My miscarriages in my 20s prompted the change in my staunchly anti-abortion stance. I wrestled with guilt and feeling like a murderer; like there should have been something I could do to prevent miscarrying. My belief that prenatal life was sacred was somewhat mystical, and I was unaware of how extremely common miscarriage when the first one occurred.
Clearly I hadn't given much thought to my views at the time, but since then I've wondered how many people held similar beliefs, and what (staunch) pro-lifers secretly truly think about women who miscarry. I was surprised to learn other women felt a kind of vague shame about miscarrying, despite knowing it wasn't their fault. I don't know if there's a connection between the pro-life arguments and the shame of miscarrying, but there was for me.
This is part of why I point out the statistics on miscarriage outnumbering those on abortion. Why insist on the sacredness of prenatal life?

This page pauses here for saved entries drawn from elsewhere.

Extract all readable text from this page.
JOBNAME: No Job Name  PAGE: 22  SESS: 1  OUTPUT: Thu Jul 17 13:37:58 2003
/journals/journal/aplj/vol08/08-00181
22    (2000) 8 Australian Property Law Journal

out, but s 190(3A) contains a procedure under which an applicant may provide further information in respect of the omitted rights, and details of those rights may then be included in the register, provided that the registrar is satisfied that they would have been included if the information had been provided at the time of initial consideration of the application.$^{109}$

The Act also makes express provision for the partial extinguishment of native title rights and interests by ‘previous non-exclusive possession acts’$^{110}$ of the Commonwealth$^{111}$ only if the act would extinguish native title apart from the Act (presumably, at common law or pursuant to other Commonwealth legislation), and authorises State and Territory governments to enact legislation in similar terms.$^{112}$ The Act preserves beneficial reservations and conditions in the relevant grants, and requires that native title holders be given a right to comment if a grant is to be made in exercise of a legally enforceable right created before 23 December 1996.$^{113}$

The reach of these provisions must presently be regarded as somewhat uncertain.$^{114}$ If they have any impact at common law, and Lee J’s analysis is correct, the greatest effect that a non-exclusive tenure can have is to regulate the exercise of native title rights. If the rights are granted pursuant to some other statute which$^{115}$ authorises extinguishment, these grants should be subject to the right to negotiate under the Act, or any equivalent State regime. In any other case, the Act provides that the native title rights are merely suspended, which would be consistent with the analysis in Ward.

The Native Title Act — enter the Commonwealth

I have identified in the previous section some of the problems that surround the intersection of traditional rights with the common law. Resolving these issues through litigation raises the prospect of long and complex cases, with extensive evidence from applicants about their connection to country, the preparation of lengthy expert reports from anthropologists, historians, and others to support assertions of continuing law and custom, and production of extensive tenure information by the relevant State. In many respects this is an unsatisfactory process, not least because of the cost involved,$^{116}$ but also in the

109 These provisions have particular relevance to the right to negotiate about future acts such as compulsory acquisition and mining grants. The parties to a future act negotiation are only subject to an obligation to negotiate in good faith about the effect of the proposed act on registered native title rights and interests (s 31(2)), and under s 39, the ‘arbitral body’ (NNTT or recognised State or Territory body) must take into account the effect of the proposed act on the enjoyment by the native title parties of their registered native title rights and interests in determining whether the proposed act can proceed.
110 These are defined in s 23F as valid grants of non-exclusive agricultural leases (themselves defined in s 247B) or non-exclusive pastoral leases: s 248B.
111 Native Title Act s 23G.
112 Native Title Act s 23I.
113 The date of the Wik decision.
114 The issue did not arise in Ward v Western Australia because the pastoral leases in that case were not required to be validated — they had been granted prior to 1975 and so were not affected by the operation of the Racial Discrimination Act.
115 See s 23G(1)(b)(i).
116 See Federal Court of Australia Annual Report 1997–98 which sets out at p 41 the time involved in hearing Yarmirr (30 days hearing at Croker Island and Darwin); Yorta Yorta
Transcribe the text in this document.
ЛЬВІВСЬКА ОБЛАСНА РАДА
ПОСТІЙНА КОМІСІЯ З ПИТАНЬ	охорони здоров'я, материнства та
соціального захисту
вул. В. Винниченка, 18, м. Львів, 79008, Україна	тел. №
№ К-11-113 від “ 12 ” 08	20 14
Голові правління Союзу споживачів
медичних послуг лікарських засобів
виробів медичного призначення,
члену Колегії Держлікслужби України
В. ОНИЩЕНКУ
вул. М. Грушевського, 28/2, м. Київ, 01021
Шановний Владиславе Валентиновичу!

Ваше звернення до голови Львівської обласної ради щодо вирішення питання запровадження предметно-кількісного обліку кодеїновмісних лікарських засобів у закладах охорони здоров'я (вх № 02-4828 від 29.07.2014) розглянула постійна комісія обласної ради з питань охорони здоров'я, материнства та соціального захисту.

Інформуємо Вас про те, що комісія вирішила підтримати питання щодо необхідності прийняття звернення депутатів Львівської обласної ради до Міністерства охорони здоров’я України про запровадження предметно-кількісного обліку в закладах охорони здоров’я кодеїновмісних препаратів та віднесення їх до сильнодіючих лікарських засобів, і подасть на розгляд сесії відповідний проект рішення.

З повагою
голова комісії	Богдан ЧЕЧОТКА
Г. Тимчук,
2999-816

As long as I'm asking, why do pro-life arguments frequently equivocate the pro-choice stance with favoring some kind of barbaric, late-term abortion? I don't know a single person who advocates late-term abortions, and I favor restricting them after 12 weeks to medically necessary.
I found in my own experience that on the issue of miscarriages, the supposedly "pro-life" position was rather contradictory.
My wife and I went to a fertility specialist for quite some time; the clinic was run by a Catholic hospital. While the doctor made it clear from the outset that she couldn't be involved in any IVF-type procedures, I was amazed at how non-plussed she was at the approach that we ended up following, laid out by her.
This is getting more personal than I usually get on the open forum, but here goes: our issue wasn't that we couldn't conceive; conception happened just fine, but we kept having miscarriages. We couldn't get a pregnancy to last more than 2 months. Our fertility doctor told us that we should keep trying and that eventually with the tests she was running and a trial-and-error approach to addressing the various possible causes, things would work out.
She knew our history. She knew full well that the odds of miscarriage in any pregnancy were high if not certain, but still, she counselled us to take a course of action that
she knew full well would likely result in the death of an embryo or fetus.
I have no idea how this approach can be reconciled with a pro-life stance. Speaking for myself, if I was in any situation where I had to choose whether to do something
entirely optional that had a good chance of killing a child, I could never bring myself to do it.
Also, and this may be another reflection of some of the issues you touched on about the stigma associated with miscarriage, I noticed that when we discussed these miscarriages with my wife's Catholic relatives,
not one of them reacted to what we told them the way I'd expect someone to react to the news of an actual child's death.